Here are some of the notes and links to the pieces we've listened to and the paintings we've looked at.

Mendelssohn

We started out reading the Mendelssohn chapter in Boyhoods of Great Composers Book One, by Catherine Gough (and illustrated by Edward Ardizzone). The chapter ends at the point where he wrote the Midsummer Night's Dream Overture, so I played them some of that, and also the Scherzo which I know they love (sounds like elves dancing through the woods). We have this CD of the music.

The next time around, we looked up pictures of Fingal's Cave online and I put together a short information sheet about the cave and about Mendelssohn's visit there (and about how it became a tourist attraction because of his music--even Queen Victoria made a trip there). As we listened to the music (officially called Overture: 'The Hebrides,' Op. 26 on our CD), Ponytails drew her version of the mouth of Fingal's Cave, with people in a boat rowing past it. I loved that!

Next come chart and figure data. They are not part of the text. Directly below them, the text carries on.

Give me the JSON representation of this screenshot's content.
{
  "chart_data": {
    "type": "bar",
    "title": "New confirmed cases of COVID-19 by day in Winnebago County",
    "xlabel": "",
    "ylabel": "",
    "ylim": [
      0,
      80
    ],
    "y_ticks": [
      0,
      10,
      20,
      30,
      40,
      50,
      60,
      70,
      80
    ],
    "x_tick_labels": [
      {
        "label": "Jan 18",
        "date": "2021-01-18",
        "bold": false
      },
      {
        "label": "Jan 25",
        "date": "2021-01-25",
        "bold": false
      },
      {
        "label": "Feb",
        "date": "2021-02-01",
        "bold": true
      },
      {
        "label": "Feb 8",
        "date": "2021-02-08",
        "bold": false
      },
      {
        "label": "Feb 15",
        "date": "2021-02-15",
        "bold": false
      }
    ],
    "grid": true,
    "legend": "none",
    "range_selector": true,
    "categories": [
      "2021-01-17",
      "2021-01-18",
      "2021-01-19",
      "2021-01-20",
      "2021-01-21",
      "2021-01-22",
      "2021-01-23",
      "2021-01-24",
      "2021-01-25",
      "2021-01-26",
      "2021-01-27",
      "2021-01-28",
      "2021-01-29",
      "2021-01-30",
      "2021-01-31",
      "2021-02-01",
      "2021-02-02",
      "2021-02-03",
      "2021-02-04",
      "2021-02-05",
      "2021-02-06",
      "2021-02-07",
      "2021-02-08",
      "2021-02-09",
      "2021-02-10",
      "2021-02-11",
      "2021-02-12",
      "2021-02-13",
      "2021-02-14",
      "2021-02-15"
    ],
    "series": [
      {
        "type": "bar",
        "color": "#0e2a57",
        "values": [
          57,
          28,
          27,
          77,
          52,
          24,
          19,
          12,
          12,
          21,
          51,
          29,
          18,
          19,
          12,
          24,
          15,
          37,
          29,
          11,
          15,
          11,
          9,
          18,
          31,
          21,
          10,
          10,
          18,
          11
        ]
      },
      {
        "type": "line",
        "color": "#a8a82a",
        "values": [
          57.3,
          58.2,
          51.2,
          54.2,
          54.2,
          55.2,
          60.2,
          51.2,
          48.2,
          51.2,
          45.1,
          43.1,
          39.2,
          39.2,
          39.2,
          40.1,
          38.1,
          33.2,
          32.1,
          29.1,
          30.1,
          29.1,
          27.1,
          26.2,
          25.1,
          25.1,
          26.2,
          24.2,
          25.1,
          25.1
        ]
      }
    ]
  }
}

I noticed that the same set of CDs also had Mendelssohn's The Fair Melusina on it, so we read the story from The Book of Legends by Horace E. Scudder, online at The Baldwin Project. The girls coloured pictures of mermaids while they listened to Scudder's version of the story, which is slightly different from the one given in the CD's liner notes. I have to admit that the music came pretty second fiddle to the story that time. Sometimes if you really want to listen to something, you should just listen--no background, no stories. For Fingal's Cave, it worked great--we had just enough notes to help everyone understand that the first part of the piece is about echoes in the cave, and the second is about going out on a choppy sea; it was easy to hear that in the music. Listening to Melusina was a lot harder--not that it was very long, but trying to connect the story with the music was more difficult.

The last pieces we did (so far) were fun: two pieces written for clarinet, piano and basset-horn (which isn't a horn at all, it's a kind of clarinet). I found them on The Art of the Clarinet, featuring Peter Schmidl, Madoka Inui, and Pierre Pichler. The liner notes for this really brought the music to life! I wish I could copy them out here; briefly, Mendelssohn had a clarinet-playing friend, Heinrich Baermann, who had a basset-horn-playing son Carl; and the Baermanns were also famous cooks. According to the story, Mendelssohn wrote the pieces as a kind of thanks for their excellent meals. Of the first "Concert Piece" he wrote: "A grand duet for steamed dumpling or cream strudel, clarinet and basset-horn, composed and humbly dedicated to Baermann senior and Baermann junior." On the second part of the second piece, he said that "I wanted to give you a memory of the last dinner, when I had to write it, the clarinet depicts my feelings of longing, while the basset-horn adds the rumbling of my stomach."

And on that note, I think the picture-study details will have to wait for another post.

1 comment:

Anonymous said...

Hello! I came from the homeschooling carnival, but then stayed for the crockpot recipes! A crockpot carnival?! Too good to be true!